Сергей Юрьевич Ворон
ТРЕТЬЯ ГЛАВА

     Прошли годы.
     —   Короче, Холод, сегодня   съездишь, отвезешь бабки.   Заскочишь в казино и напомнишь: "Расширяйтесь, надо платить".
     — Без проблем, Василич.
     —  А, кстати, ты побазарил с молодыми? Я тут дело новое замутил, ребята толковые нужны, человек пять.
     — Без проблем, Василич.
     Холод отключил трубку мобильного телефона.
     Эти годы круто изменили его жизнь. Они подмяли под себя этот рынок. Не стало Валька, Дятла, Макса. Но на их место пришли новые. Они как скелет обрастает мышцами, обрастали новыми связями. Василич умел находить нужных людей. И рядом с ним всегда были его кровожадные преданные псы – Он, Наум и Могила. Но именно его приблизил к себе Василич. Холод был в курсе всех его дел, знал куда и на что уходят деньги, каким будет следующее дело. Именно Он, на зависть Науму и Могиле, ездил на черном БМВ. Он стал правой рукой бандитского авторитета Злого, которого все боялись и презирали, но в то же время уважали, и к которому он мог запросто подойти, положить руку на плечо и сказать: "Здравствуй, Василич".
     Он давно забыл, что такое учеба, ведь карьеру в своей жизни он делал раскаленным докрасна паяльником. Василич научил его не прощать и не щадить. С ним Он забыл свое прошлое, поверил в себя. Эти люди стали частью его жизни...
        Ликероводочный завод. Несбыточная, красивая мечта Василича. Но за заводом стояли очень серьезные люди. Слова и угрозы здесь помочь не могли. Здесь надо было действовать.
     Директора завода они взяли, когда тот ждал жену возле супермаркета, где они делали покупки. Этого толстенького испуганного дядьку они привезли на заброшенную дачу. Он глядел на них пустыми стеклянными глазами и только твердил: "Вы не знаете, что вы делаете"...

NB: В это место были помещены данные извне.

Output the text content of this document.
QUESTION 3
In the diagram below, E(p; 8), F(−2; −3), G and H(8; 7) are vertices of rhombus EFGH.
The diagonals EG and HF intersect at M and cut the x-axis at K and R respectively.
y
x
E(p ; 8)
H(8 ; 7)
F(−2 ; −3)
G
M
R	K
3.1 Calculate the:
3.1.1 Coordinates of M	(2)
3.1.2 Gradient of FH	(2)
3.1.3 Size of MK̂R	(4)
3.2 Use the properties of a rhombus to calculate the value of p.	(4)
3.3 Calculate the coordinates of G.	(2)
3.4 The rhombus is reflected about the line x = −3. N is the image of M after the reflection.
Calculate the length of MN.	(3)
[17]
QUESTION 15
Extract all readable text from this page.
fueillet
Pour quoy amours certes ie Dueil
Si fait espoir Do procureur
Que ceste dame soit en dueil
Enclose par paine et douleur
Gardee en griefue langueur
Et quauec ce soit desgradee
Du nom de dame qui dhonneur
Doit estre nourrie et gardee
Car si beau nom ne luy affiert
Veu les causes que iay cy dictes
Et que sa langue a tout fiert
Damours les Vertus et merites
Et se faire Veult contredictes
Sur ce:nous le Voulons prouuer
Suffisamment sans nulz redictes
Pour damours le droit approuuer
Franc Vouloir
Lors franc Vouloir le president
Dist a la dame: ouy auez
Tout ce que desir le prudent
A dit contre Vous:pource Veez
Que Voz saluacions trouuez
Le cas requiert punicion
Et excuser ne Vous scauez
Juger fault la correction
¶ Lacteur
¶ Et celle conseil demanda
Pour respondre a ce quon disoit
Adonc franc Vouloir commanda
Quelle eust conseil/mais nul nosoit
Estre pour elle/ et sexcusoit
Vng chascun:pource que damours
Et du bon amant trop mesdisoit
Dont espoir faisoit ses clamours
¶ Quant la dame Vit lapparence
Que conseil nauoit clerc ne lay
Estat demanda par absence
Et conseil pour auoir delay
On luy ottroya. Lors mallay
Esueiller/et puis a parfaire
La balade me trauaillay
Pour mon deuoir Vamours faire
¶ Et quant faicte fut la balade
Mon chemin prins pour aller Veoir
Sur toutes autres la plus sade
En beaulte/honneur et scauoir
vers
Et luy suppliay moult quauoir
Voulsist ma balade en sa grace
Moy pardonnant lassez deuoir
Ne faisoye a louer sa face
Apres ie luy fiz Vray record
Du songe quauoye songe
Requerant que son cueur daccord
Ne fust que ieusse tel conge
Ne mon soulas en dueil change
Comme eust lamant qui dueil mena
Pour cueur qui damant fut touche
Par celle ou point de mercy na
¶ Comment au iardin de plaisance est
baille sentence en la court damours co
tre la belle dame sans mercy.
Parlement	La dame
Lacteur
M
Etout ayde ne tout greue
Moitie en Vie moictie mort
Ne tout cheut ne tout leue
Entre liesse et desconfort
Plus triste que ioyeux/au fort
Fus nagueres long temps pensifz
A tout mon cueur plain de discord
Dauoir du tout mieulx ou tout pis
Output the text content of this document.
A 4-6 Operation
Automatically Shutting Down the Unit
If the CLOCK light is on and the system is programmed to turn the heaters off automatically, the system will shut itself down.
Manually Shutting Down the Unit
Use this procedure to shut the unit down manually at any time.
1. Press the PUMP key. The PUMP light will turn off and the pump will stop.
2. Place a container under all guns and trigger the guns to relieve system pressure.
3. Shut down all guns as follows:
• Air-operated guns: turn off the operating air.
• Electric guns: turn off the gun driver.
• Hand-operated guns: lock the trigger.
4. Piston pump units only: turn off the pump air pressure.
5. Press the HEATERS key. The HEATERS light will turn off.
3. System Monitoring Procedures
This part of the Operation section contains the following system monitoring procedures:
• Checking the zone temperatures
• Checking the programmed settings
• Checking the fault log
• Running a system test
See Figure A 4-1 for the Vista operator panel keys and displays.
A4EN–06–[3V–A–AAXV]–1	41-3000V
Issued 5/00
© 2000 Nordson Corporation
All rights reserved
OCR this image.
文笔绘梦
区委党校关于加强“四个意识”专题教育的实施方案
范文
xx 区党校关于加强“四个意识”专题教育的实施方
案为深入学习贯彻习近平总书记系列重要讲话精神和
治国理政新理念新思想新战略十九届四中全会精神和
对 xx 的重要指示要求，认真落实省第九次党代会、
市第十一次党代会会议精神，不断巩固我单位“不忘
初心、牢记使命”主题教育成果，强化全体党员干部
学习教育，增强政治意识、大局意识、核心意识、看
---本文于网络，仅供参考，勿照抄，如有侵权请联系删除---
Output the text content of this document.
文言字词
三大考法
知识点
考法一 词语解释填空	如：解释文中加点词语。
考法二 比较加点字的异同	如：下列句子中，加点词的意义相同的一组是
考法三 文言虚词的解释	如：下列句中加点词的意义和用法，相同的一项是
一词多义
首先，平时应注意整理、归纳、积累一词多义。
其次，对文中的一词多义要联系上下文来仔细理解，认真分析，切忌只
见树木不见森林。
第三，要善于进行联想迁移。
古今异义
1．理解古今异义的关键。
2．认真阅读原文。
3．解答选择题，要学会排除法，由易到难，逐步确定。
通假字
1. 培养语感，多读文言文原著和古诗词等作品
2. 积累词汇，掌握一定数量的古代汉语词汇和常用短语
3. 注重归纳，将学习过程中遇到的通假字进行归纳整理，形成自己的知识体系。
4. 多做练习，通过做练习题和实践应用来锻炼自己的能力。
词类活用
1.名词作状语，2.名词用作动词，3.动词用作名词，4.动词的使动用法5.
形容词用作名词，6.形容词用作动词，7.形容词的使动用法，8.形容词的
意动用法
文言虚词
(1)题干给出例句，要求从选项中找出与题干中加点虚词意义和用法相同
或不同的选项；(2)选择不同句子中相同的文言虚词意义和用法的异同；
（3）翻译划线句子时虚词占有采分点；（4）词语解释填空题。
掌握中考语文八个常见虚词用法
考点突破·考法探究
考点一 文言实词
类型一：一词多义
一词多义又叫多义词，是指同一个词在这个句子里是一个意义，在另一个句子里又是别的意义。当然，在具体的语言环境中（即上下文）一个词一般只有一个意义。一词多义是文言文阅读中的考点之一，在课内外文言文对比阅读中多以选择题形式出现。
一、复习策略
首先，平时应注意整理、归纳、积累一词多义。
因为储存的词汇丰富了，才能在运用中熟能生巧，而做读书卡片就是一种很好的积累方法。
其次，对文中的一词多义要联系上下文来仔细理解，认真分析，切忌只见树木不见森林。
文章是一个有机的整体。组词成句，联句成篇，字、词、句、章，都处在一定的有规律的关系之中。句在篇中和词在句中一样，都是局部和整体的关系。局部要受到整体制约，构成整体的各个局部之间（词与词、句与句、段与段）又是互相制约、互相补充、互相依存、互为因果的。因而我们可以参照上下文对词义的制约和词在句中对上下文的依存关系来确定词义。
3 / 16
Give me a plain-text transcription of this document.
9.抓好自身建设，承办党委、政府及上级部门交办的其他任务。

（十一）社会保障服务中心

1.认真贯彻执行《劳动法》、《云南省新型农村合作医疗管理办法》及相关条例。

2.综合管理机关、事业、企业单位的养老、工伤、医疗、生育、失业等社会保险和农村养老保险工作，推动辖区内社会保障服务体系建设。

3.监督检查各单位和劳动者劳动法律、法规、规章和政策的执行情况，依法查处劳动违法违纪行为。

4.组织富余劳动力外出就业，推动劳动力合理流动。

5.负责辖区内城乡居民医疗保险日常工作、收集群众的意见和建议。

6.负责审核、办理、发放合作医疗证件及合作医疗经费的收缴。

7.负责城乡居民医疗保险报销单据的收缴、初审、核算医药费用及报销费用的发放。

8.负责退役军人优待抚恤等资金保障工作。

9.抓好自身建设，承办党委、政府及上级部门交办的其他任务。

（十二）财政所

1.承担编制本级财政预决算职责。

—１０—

     Могила воткнул в розетку штепсель утюга, запахло горелым мясом, но дядька, как заговоренный, продолжал мычать: "Вы не знаете, что Вы делаете". Его вывели во двор, поставили к краю свежевырытой ямы, и Холод в очередной раз передернул затвор...
        И только Наум, судорожно соображая задним умом, стоял в стороне и курил сигарету за сигаретой. Они не знали, что они делали.
        На следующее утро Могилу нашли возле его дома, изрешеченного автоматными очередями. Так война снова вошла в Его дом.
        А где-то там, в центе Москвы, в никому неизвестной квартире, за столом, уставленном дорогими закусками и выпивкой, шел разговор.
     — Этот Злой всех достал. Беспредел сеет, а спросить некому. Что скажешь, Саид?
     — А о чем толковать, Попик? Закон они не чтут. На воровскую поляну, падлы, руку грязную подняли. Кончать их пора.
     — Пора-то пора, но они ребята ушлые. Вот у них, молодой да ранний, Холод, от своего имени, сука, базарит, говорит грамотно. За базар не подтянешь, да и сила у них. А ты что скажешь, Белка?
     — Я так мыслю… Василича этого сливать надо, а молодца... пусть в зону войдет. Там все его понятия через задний проход выбьют. Есть у меня у них человечек знакомый. Вы им стрелку от имени братвы забивайте, а туда приедут — и "усралася я, бабоньки".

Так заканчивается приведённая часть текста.